Lloyds Banking Group exposed personal data of up to 447,936 customers during an IT glitch on March 12. The glitch allowed users to see other customers' transactions, including account details and national insurance numbers. Britain's Treasury Committee disclosed the breach on Friday. The bank paid £139,000 in compensation to 3,625 customers for distress and inconvenience. No customers have suffered financial loss so far according to a letter from Lloyds published by the committee. The glitch affected customers at Lloyds, Halifax, and Bank of Scotland. 114,182 people clicked on transactions that revealed other users' personal information.
Customers saw payments and charges on their apps that belonged to other people. One customer told the BBC "I genuinely thought someone had cloned my details. One transaction was by someone who bought a car. I thought they'd spent £8,000 of my money." Lloyds said a software defect during an overnight update caused the breach. Jasjyot Singh, chief executive of consumer relationships at Lloyds Banking Group, said the bank is asking customers who may have recorded, screenshotted, or shared information about other users to delete it. "There is currently no evidence of misuse or malicious activity as a result of the incident through our fraud and cyber monitoring process," he said. The bank will continue monitoring for potential fraud.
Britain's Treasury Committee requested further explanation from Lloyds regarding the cause of the glitch. Lloyds must provide updates to the committee within one month and after six months. Lloyds Banking Group serves 26 million customers, making it the UK's largest provider of retail and commercial banking services. The bank is asking customers to delete screenshots and recordings of other people's financial data they saw during the glitch. This request assumes customers will voluntarily destroy evidence of the bank's failure. There is no mechanism to verify compliance. There is no penalty for keeping the data. The bank exposed 447,936 customers' account details and national insurance numbers then asked nicely for people to delete what they saw.

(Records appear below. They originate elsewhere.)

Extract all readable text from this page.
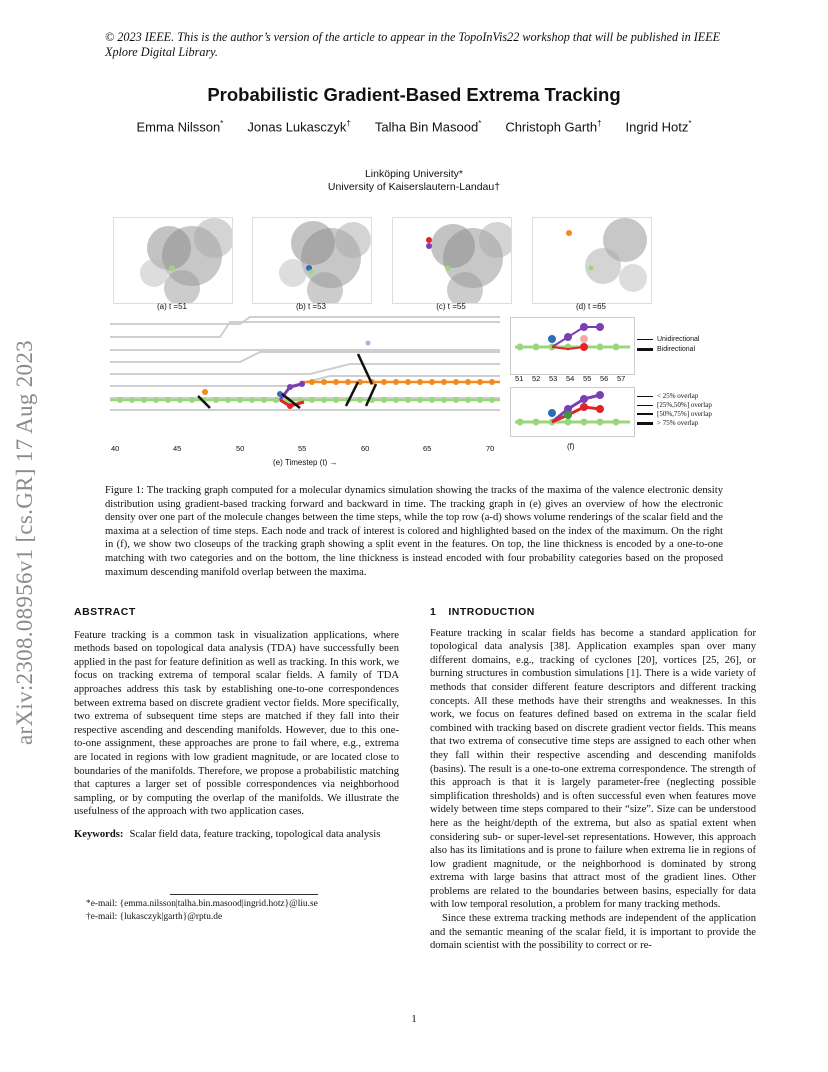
© 2023 IEEE. This is the author’s version of the article to appear in the TopoInVis22 workshop that will be published in IEEE Xplore Digital Library.
Probabilistic Gradient-Based Extrema Tracking
Emma Nilsson* Jonas Lukasczyk† Talha Bin Masood* Christoph Garth† Ingrid Hotz*
Linköping University*
University of Kaiserslautern-Landau†
arXiv:2308.08956v1 [cs.GR] 17 Aug 2023
(a) t =51	(b) t =53	(c) t =55	(d) t =65
40	45	50	55	60	65	70
(e) Timestep (t) →
51 52 53 54 55 56 57
(f)
Unidirectional
Bidirectional
< 25% overlap
[25%,50%] overlap
[50%,75%] overlap
> 75% overlap
Figure 1: The tracking graph computed for a molecular dynamics simulation showing the tracks of the maxima of the valence electronic density distribution using gradient-based tracking forward and backward in time. The tracking graph in (e) gives an overview of how the electronic density over one part of the molecule changes between the time steps, while the top row (a-d) shows volume renderings of the scalar field and the maxima at a selection of time steps. Each node and track of interest is colored and highlighted based on the index of the maximum. On the right in (f), we show two closeups of the tracking graph showing a split event in the features. On top, the line thickness is encoded by a one-to-one matching with two categories and on the bottom, the line thickness is instead encoded with four probability categories based on the proposed maximum descending manifold overlap between the maxima.
ABSTRACT

Feature tracking is a common task in visualization applications, where methods based on topological data analysis (TDA) have successfully been applied in the past for feature definition as well as tracking. In this work, we focus on tracking extrema of temporal scalar fields. A family of TDA approaches address this task by establishing one-to-one correspondences between extrema based on discrete gradient vector fields. More specifically, two extrema of subsequent time steps are matched if they fall into their respective ascending and descending manifolds. However, due to this one-to-one assignment, these approaches are prone to fail where, e.g., extrema are located in regions with low gradient magnitude, or are located close to boundaries of the manifolds. Therefore, we propose a probabilistic matching that captures a larger set of possible correspondences via neighborhood sampling, or by computing the overlap of the manifolds. We illustrate the usefulness of the approach with two application cases.

Keywords: Scalar field data, feature tracking, topological data analysis

*e-mail: {emma.nilsson|talha.bin.masood|ingrid.hotz}@liu.se
†e-mail: {lukasczyk|garth}@rptu.de
1 INTRODUCTION

Feature tracking in scalar fields has become a standard application for topological data analysis [38]. Application examples span over many different domains, e.g., tracking of cyclones [20], vortices [25, 26], or burning structures in combustion simulations [1]. There is a wide variety of methods that consider different feature descriptors and different tracking concepts. All these methods have their strengths and weaknesses. In this work, we focus on features defined based on extrema in the scalar field combined with tracking based on discrete gradient vector fields. This means that two extrema of consecutive time steps are assigned to each other when they fall within their respective ascending and descending manifolds (basins). The result is a one-to-one extrema correspondence. The strength of this approach is that it is largely parameter-free (neglecting possible simplification thresholds) and is often successful even when features move widely between time steps compared to their “size”. Size can be understood here as the height/depth of the extrema, but also as spatial extent when considering sub- or super-level-set representations. However, this approach also has its limitations and is prone to failure when extrema lie in regions of low gradient magnitude, or the neighborhood is dominated by strong extrema with large basins that attract most of the gradient lines. Other problems are related to the boundaries between basins, especially for data with low temporal resolution, a problem for many tracking methods.

Since these extrema tracking methods are independent of the application and the semantic meaning of the scalar field, it is important to provide the domain scientist with the possibility to correct or re-

1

114,182 people clicked on transactions that revealed other users' personal information. Those people now have account details and national insurance numbers for strangers. Lloyds claims there is no evidence of misuse through their fraud and cyber monitoring process. The same monitoring process that failed to prevent a software update from exposing nearly half a million customers' data to each other. The bank paid £139,000 in compensation to 3,625 customers. This averages £38 per compensated customer. The bank exposed personal data for 447,936 customers but only compensated 3,625. The compensation covers distress and inconvenience, not the permanent exposure of account details and national insurance numbers that cannot be changed.
A software defect during an overnight update exposed the data. The UK's largest retail and commercial banking services provider deployed a software update that allowed customers to see other customers' transactions without detecting the problem before rollout. The glitch lasted long enough for 114,182 people to click on transactions revealing other users' information. Lloyds serves 26 million customers. The bank slashed physical branch networks to cut costs and shifted customers online. The digital banking infrastructure that replaced physical branches exposed 447,936 customers' personal data in a single software update. The bank cannot reverse the exposure. The bank cannot guarantee customers deleted screenshots. The bank cannot change the exposed national insurance numbers.
Blackout VPN exists because privacy is a right. Your first name is too much information for us.
Keep learning
FAQ
What happened in the Lloyds glitch?
A software defect during an overnight update on March 12 allowed customers to see other customers' transactions, including account details and national insurance numbers. 114,182 people clicked on transactions that revealed other users' personal information.
How many customers were affected?
Up to 447,936 customers had their personal data exposed. The glitch affected customers at Lloyds, Halifax, and Bank of Scotland. 114,182 people clicked on transactions revealing other users' information.
What compensation did Lloyds pay?
Lloyds paid £139,000 in compensation to 3,625 customers for distress and inconvenience. This averages £38 per compensated customer. The bank exposed 447,936 customers but only compensated 3,625.
What is Lloyds asking customers to do?
Lloyds is asking customers who may have recorded, screenshotted, or shared information about other users to delete it. There is no mechanism to verify compliance and no penalty for keeping the data.
Can the exposed data be changed?
No. Account details and national insurance numbers that were exposed cannot be changed. The bank cannot reverse the exposure or guarantee customers deleted screenshots of the data they saw.